Abstract
Objective
To predict ALS progression with varying observation and prediction window lengths, using machine learning (ML).
Methods
We used demographic, clinical, and laboratory parameters from 5030 patients in the Pooled Resource Open-Access ALS Clinical Trials (PRO-ACT) database to model ALS disease progression as fast (at least 1.5 points decline in ALS Functional Rating Scale-Revised (ALSFRS-R) per month) or non-fast, using Extreme Gradient Boosting (XGBoost) and Bayesian Long Short Term Memory (BLSTM). XGBoost identified predictors of progression while BLSTM provided a confidence level for each prediction.
Results
ML models achieved area under receiver-operating-characteristics curve (AUROC) of 0.570-0.748 and were non-inferior to clinician assessments. Performance was similar with observation lengths of a single visit, 3, 6, or 12 months and on a holdout validation dataset, but was better for longer prediction lengths. 21 important predictors were identified, with the top 3 being days since disease onset, past ALSFRS-R and forced vital capacity. Nonstandard predictors included phosphorus, chloride and albumin. BLSTM demonstrated higher performance for the samples about which it was most confident. Patient screening by models may reduce hypothetical Phase II/III clinical trial sizes by 18.3%.
Conclusion
Similar accuracies across ML models using different observation lengths suggest that a clinical trial observation period could be shortened to a single visit and clinical trial sizes reduced. Confidence levels provided by BLSTM gave additional information on the trustworthiness of predictions, which could aid decision-making. The identified predictors of ALS progression are potential biomarkers and therapeutic targets for further research.
Keywords:
Acknowledgements
Our thanks to Dr James Berry, Massachusetts General Hospital, and the NEALS consortium for kindly providing the Celecoxib trial dataset. Our thanks also to all contributors to the PRO-ACT database. Finally, we thank all patients who have contributed their information to the patient databases and enabled us to work towards improving patient care and understanding ALS through our research using these databases.
Competing interests
The authors report there are no competing interests to declare.
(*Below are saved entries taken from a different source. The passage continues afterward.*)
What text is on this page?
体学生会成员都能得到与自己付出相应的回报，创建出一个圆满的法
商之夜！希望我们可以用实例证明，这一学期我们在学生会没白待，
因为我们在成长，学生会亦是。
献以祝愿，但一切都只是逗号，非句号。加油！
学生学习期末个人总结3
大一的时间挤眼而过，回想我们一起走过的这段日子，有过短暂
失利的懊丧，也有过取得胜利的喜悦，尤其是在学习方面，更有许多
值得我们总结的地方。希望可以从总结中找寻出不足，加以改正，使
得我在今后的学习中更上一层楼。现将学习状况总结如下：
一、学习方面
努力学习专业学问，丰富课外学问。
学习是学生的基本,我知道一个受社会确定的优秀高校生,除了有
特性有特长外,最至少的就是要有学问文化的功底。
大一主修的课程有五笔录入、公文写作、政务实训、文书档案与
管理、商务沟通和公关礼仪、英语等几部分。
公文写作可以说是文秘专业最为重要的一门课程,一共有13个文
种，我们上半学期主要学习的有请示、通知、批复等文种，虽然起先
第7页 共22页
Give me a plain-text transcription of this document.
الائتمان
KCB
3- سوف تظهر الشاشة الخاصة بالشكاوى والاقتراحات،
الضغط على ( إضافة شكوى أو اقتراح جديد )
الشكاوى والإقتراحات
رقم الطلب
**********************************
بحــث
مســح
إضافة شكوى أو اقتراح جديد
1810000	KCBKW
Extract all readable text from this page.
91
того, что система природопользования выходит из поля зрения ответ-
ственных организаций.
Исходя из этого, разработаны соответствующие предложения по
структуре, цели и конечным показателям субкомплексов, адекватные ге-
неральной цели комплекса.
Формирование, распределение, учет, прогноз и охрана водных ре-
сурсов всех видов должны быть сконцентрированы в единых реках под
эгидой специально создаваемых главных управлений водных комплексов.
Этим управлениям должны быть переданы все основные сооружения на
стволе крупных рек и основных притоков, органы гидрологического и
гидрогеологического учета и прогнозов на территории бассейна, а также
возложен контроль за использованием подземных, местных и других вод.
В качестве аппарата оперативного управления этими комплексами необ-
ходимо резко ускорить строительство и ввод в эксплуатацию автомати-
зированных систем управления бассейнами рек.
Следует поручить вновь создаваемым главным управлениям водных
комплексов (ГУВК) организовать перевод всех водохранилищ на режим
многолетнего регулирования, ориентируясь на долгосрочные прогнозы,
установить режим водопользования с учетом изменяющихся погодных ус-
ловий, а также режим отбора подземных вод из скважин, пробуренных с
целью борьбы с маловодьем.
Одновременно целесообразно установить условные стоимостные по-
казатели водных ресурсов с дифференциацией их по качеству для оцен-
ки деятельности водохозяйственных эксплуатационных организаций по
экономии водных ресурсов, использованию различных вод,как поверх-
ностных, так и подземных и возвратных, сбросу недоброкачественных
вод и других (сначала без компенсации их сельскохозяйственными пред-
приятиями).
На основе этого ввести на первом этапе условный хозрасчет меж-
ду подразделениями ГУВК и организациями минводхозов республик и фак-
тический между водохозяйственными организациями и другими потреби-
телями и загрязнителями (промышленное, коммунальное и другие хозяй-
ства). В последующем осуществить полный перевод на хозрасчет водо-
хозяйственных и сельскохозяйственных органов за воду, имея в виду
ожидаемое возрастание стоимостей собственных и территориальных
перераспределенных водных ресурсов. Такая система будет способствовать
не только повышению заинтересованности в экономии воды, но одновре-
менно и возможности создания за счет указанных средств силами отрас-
Data availability statement
All PRO-ACT patient data used in this paper is publicly available as the PRO-ACT database at https://ncri1.partners.org/proact. “Trial of celecoxib in Amyotrophic Lateral Sclerosis (ALS)” (Citation40) dataset is provided through DTUA2021A009305 with Massachusetts General Hospital/Harvard Medical School and the NEALS consortium.
Declaration of interest
The authors report no conflicts of interest. The authors alone are responsible for the content and writing of this article.